Japanese cybersecurity software program agency Pattern Micro has patched a essential safety flaw in Apex Central (on-premise) that might permit attackers to execute arbitrary code with SYSTEM privileges.
Apex Central is a web-based administration console that helps admins handle a number of Pattern Micro services (together with antivirus, content material safety, and menace detection) and deploy elements like antivirus sample information, scan engines, and antispam guidelines from a single interface.
Tracked as CVE-2025-69258, the vulnerability allows menace actors with out privileges on the focused system to realize distant code execution by injecting malicious DLLs in low-complexity assaults that do not require consumer interplay.
“A LoadLibraryEX vulnerability in Pattern Micro Apex Central might permit an unauthenticated distant attacker to load an attacker-controlled DLL right into a key executable, resulting in execution of attacker-supplied code beneath the context of SYSTEM on affected installations,” Pattern Micro stated in a safety advisory revealed this week.

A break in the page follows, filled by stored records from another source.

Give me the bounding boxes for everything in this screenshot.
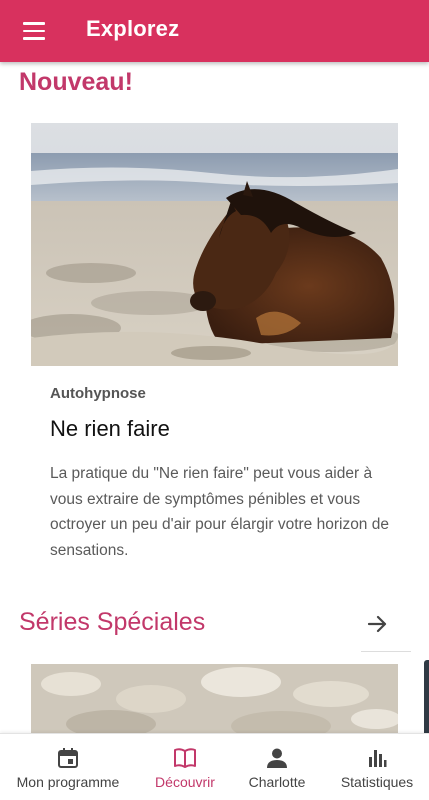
- nav-item-mon-programme[interactable]: Mon programme: [8, 734, 128, 800]
- bottom-nav: Mon programme Découvrir Charlotte Statis…: [0, 733, 429, 800]
- card-title: Ne rien faire: [50, 416, 170, 441]
- menu-icon[interactable]: [14, 13, 54, 49]
- new-section-title: Nouveau!: [19, 68, 133, 96]
- calendar-icon: [57, 745, 79, 771]
- content-scroll[interactable]: Nouveau! Autohypnose Ne rien faire La pr…: [0, 62, 429, 733]
- featured-card[interactable]: Autohypnose Ne rien faire La pratique du…: [31, 123, 398, 623]
- nav-label: Découvrir: [155, 774, 215, 790]
- page-title: Explorez: [86, 16, 180, 41]
- arrow-right-icon: [367, 615, 387, 633]
- nav-item-charlotte[interactable]: Charlotte: [238, 734, 316, 800]
- card-category: Autohypnose: [50, 385, 146, 402]
- nav-label: Statistiques: [340, 774, 414, 790]
- app-bar: Explorez: [0, 0, 429, 62]
- bar-chart-icon: [366, 745, 388, 771]
- person-icon: [266, 745, 288, 771]
- nav-item-statistiques[interactable]: Statistiques: [332, 734, 422, 800]
- series-more-button[interactable]: [361, 606, 411, 652]
- scroll-indicator: [424, 660, 429, 733]
- series-section-title: Séries Spéciales: [19, 608, 206, 636]
- nav-item-decouvrir[interactable]: Découvrir: [146, 734, 224, 800]
- card-image: [31, 123, 398, 366]
- book-icon: [173, 745, 197, 771]
- series-card-image[interactable]: [31, 664, 398, 733]
- card-description: La pratique du "Ne rien faire" peut vous…: [50, 465, 389, 559]
- nav-label: Charlotte: [248, 774, 306, 790]
- nav-label: Mon programme: [16, 774, 120, 790]
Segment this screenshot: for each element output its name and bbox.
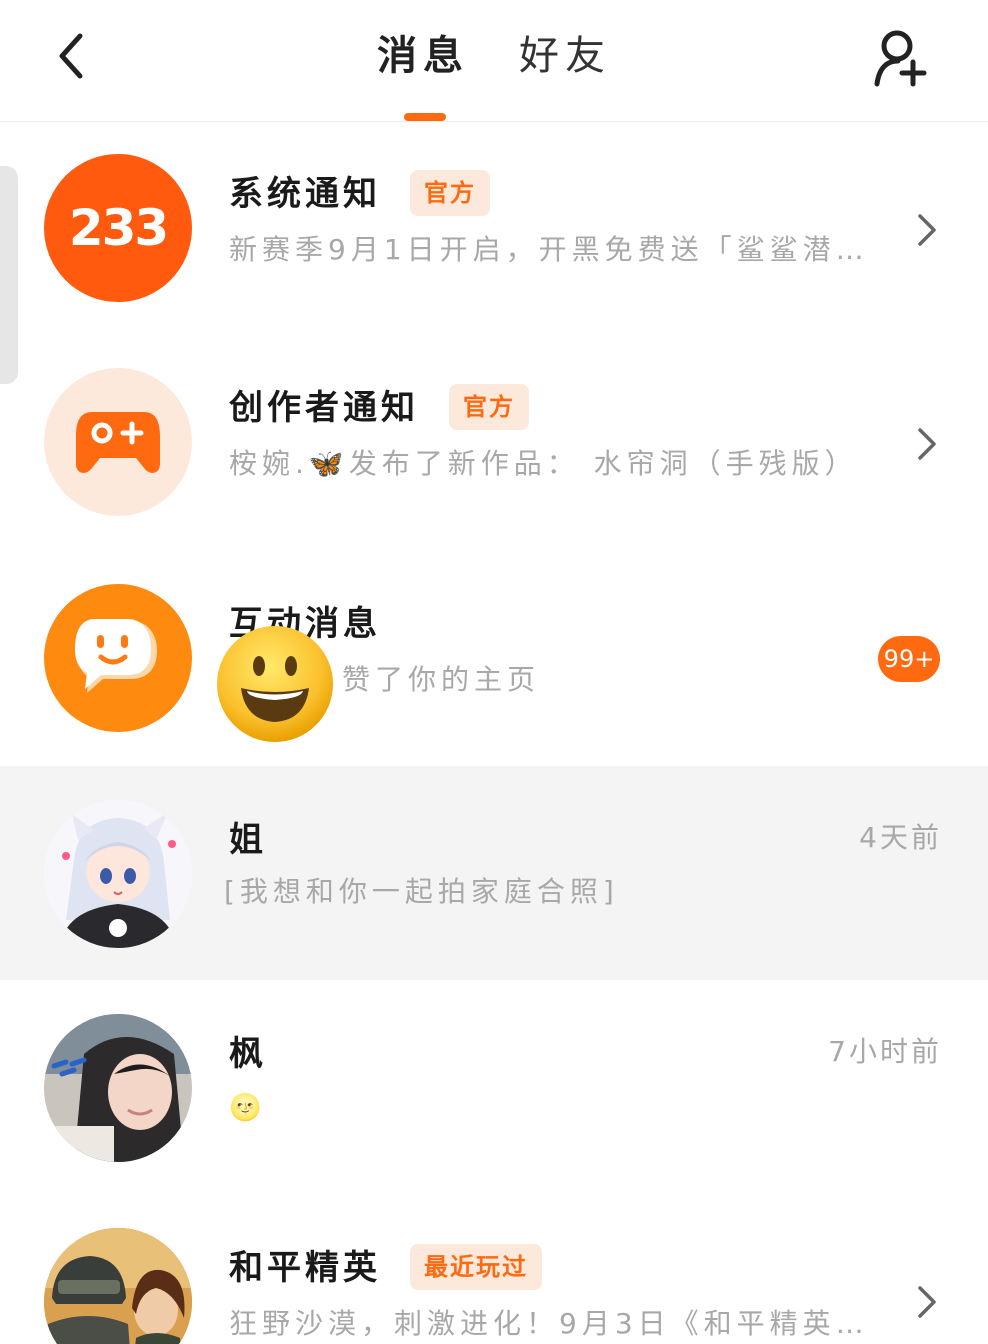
chevron-right-icon — [918, 214, 936, 246]
tab-bar: 消息 好友 — [0, 28, 988, 84]
chat-row-jie[interactable]: 姐 4天前 [我想和你一起拍家庭合照] — [0, 766, 988, 980]
message-row-system[interactable]: 233 系统通知 官方 新赛季9月1日开启，开黑免费送「鲨鲨潜艇... — [0, 122, 988, 336]
creator-notice-avatar — [44, 368, 192, 516]
recently-played-badge: 最近玩过 — [410, 1244, 542, 1290]
game-cover-art — [44, 1228, 192, 1344]
unread-count-badge: 99+ — [878, 636, 940, 682]
official-badge: 官方 — [449, 384, 529, 430]
chat-row-feng[interactable]: 枫 7小时前 🌝 — [0, 980, 988, 1194]
row-preview: [我想和你一起拍家庭合照] — [224, 875, 619, 908]
last-message-time: 4天前 — [859, 821, 942, 854]
official-badge: 官方 — [410, 170, 490, 216]
row-title: 姐 — [229, 820, 267, 860]
row-title: 系统通知 — [229, 174, 381, 214]
last-message-time: 7小时前 — [828, 1035, 942, 1068]
chevron-right-icon — [918, 428, 936, 460]
chat-smile-icon — [75, 619, 157, 693]
game-cover-avatar — [44, 1228, 192, 1344]
row-preview: 新赛季9月1日开启，开黑免费送「鲨鲨潜艇... — [229, 233, 869, 266]
anime-girl-avatar — [44, 800, 192, 948]
active-tab-indicator — [404, 113, 446, 121]
top-bar: 消息 好友 — [0, 0, 988, 122]
message-row-interaction[interactable]: 互动消息 赞了你的主页 99+ — [0, 550, 988, 764]
system-avatar-label: 233 — [68, 199, 169, 257]
message-row-game[interactable]: 和平精英 最近玩过 狂野沙漠，刺激进化！9月3日《和平精英》... — [0, 1194, 988, 1344]
chevron-right-icon — [918, 1286, 936, 1318]
row-title: 创作者通知 — [229, 388, 419, 428]
add-user-icon — [874, 30, 927, 87]
photo-avatar-art — [44, 1014, 192, 1162]
row-title: 枫 — [229, 1034, 267, 1074]
grinning-emoji-icon — [217, 626, 333, 742]
tab-messages[interactable]: 消息 — [377, 28, 469, 84]
anime-girl-avatar-art — [44, 800, 192, 948]
row-preview: 赞了你的主页 — [342, 663, 541, 696]
row-title: 和平精英 — [229, 1248, 381, 1288]
interaction-avatar — [44, 584, 192, 732]
row-preview: 🌝 — [229, 1093, 267, 1123]
row-preview: 狂野沙漠，刺激进化！9月3日《和平精英》... — [229, 1307, 869, 1340]
add-friend-button[interactable] — [866, 22, 936, 92]
row-preview: 桉婉.🦋发布了新作品： 水帘洞（手残版） — [229, 447, 858, 480]
gamepad-icon — [76, 412, 160, 473]
tab-friends[interactable]: 好友 — [519, 28, 611, 84]
message-row-creator[interactable]: 创作者通知 官方 桉婉.🦋发布了新作品： 水帘洞（手残版） — [0, 336, 988, 550]
system-notice-avatar: 233 — [44, 154, 192, 302]
photo-avatar — [44, 1014, 192, 1162]
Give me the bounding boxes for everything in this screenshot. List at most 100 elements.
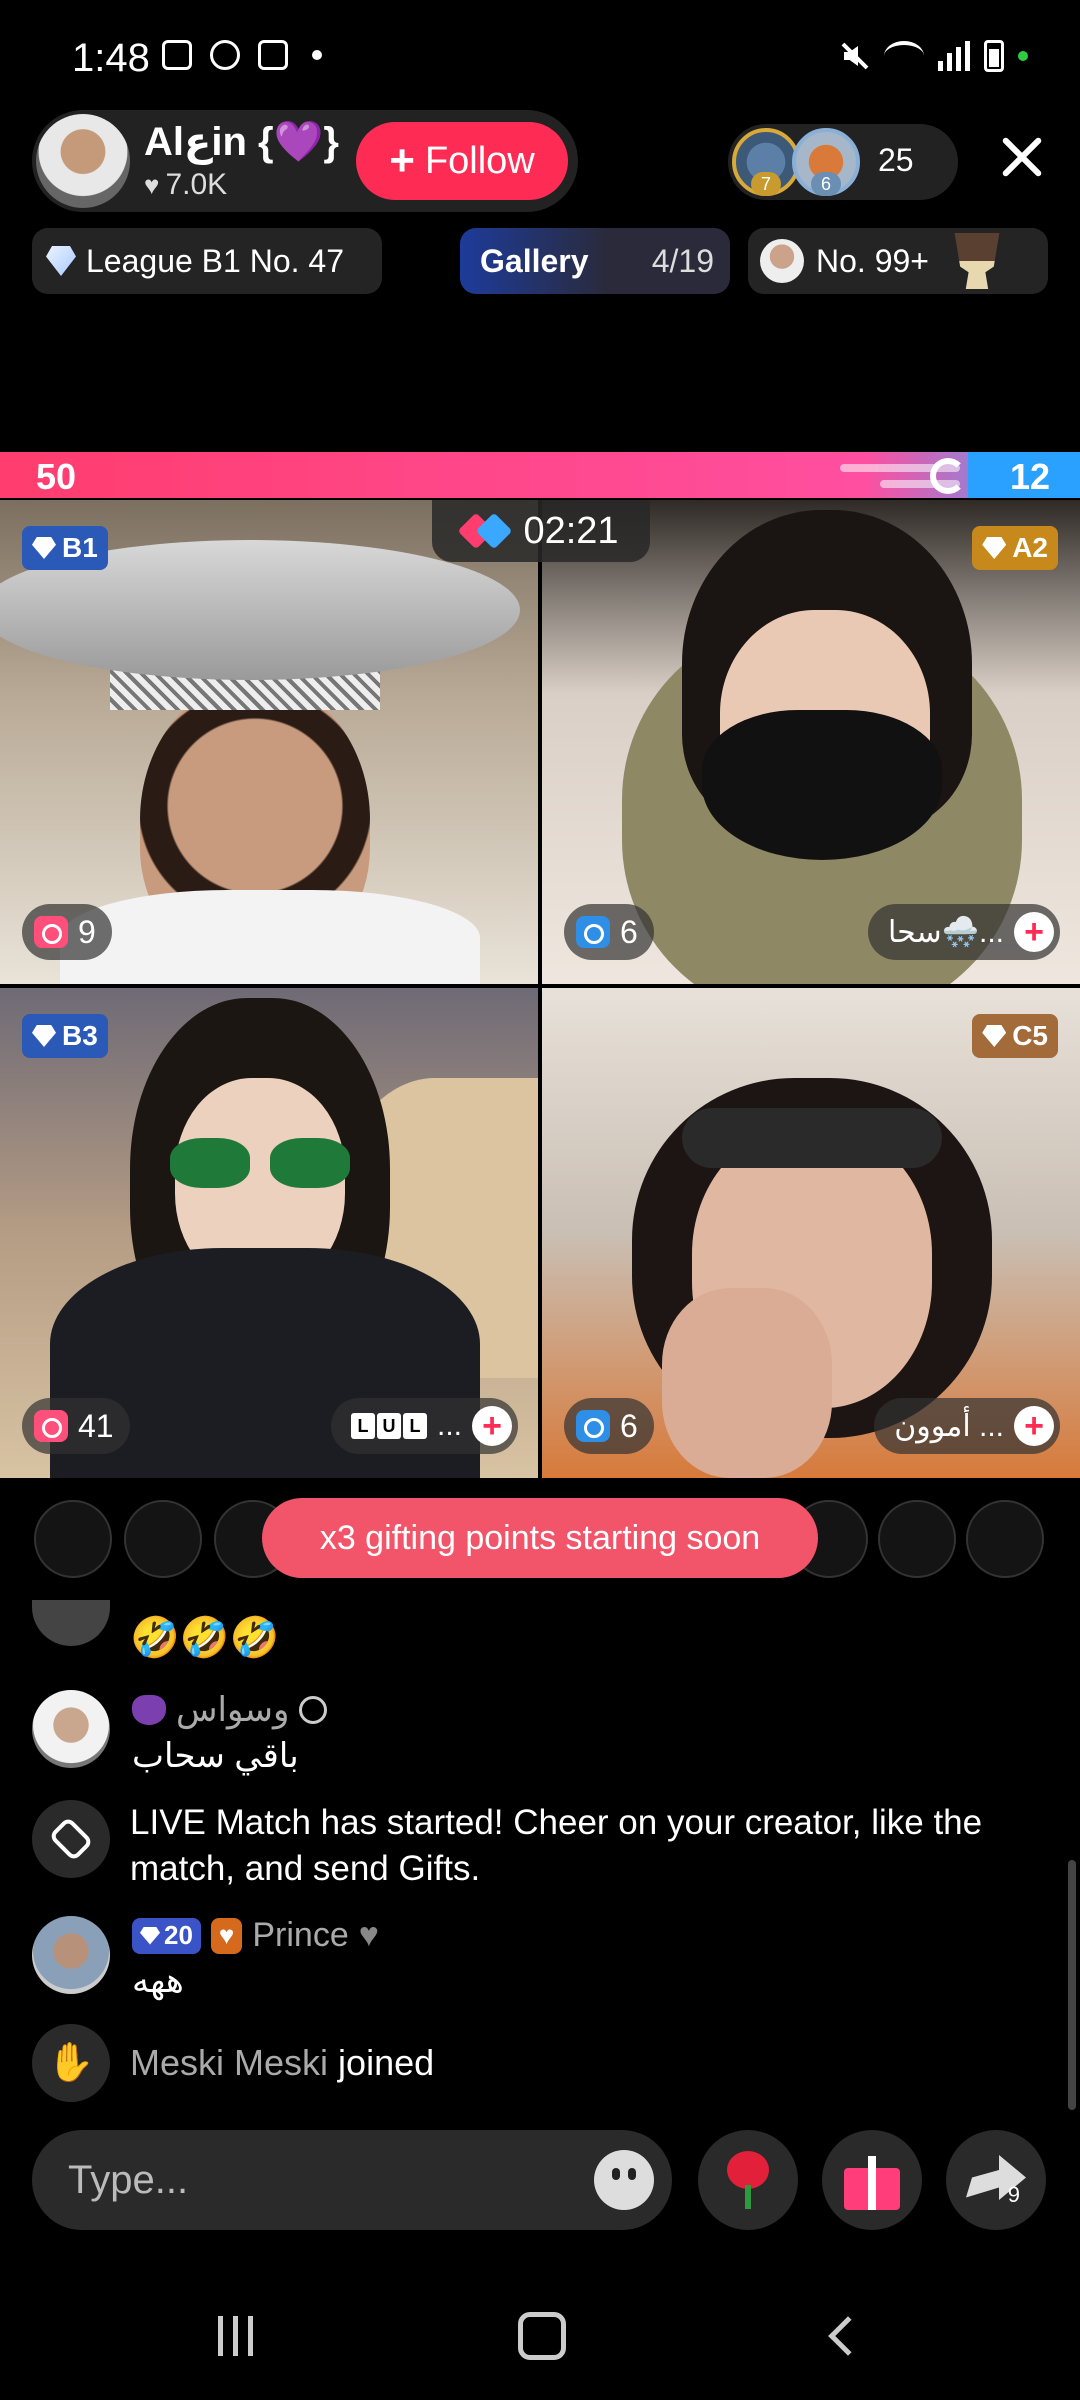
chat-scrollbar[interactable]	[1068, 1860, 1076, 2110]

As defined by cybersecurity firm Tenable, which reported the flaw and shared technical particulars and proof-of-concept code, unauthenticated distant attackers can ship a specifically crafted message to the MsgReceiver.exe course of listening on TCP port 20001, “resulting in execution of attacker-supplied code beneath the safety context of SYSTEM.”
Whereas there are mitigating components, like weak programs being uncovered to Web assaults, Pattern Micro urged clients to patch their programs as quickly as potential.
“Along with well timed software of patches and up to date options, clients are additionally suggested to evaluation distant entry to essential programs and guarantee insurance policies and perimeter safety is up-to-date,” Pattern Micro added.
“Nonetheless, regardless that an exploit might require a number of particular situations to be met, Pattern Micro strongly encourages clients to replace to the most recent builds as quickly as potential.”
To handle this vulnerability, Pattern Micro has launched Vital Patch Construct 7190, which additionally fixes two denial-of-service flaws (CVE-2025-69259 and CVE-2025-69260) that may be exploited by unauthenticated attackers.
The corporate patched one other distant code execution Apex Central vulnerability (CVE-2022-26871) three years in the past, warning clients that it was actively exploited within the wild.
It is finances season! Over 300 CISOs and safety leaders have shared how they’re planning, spending, and prioritizing for the 12 months forward. This report compiles their insights, permitting readers to benchmark methods, determine rising traits, and evaluate their priorities as they head into 2026.
Learn the way high leaders are turning funding into measurable affect.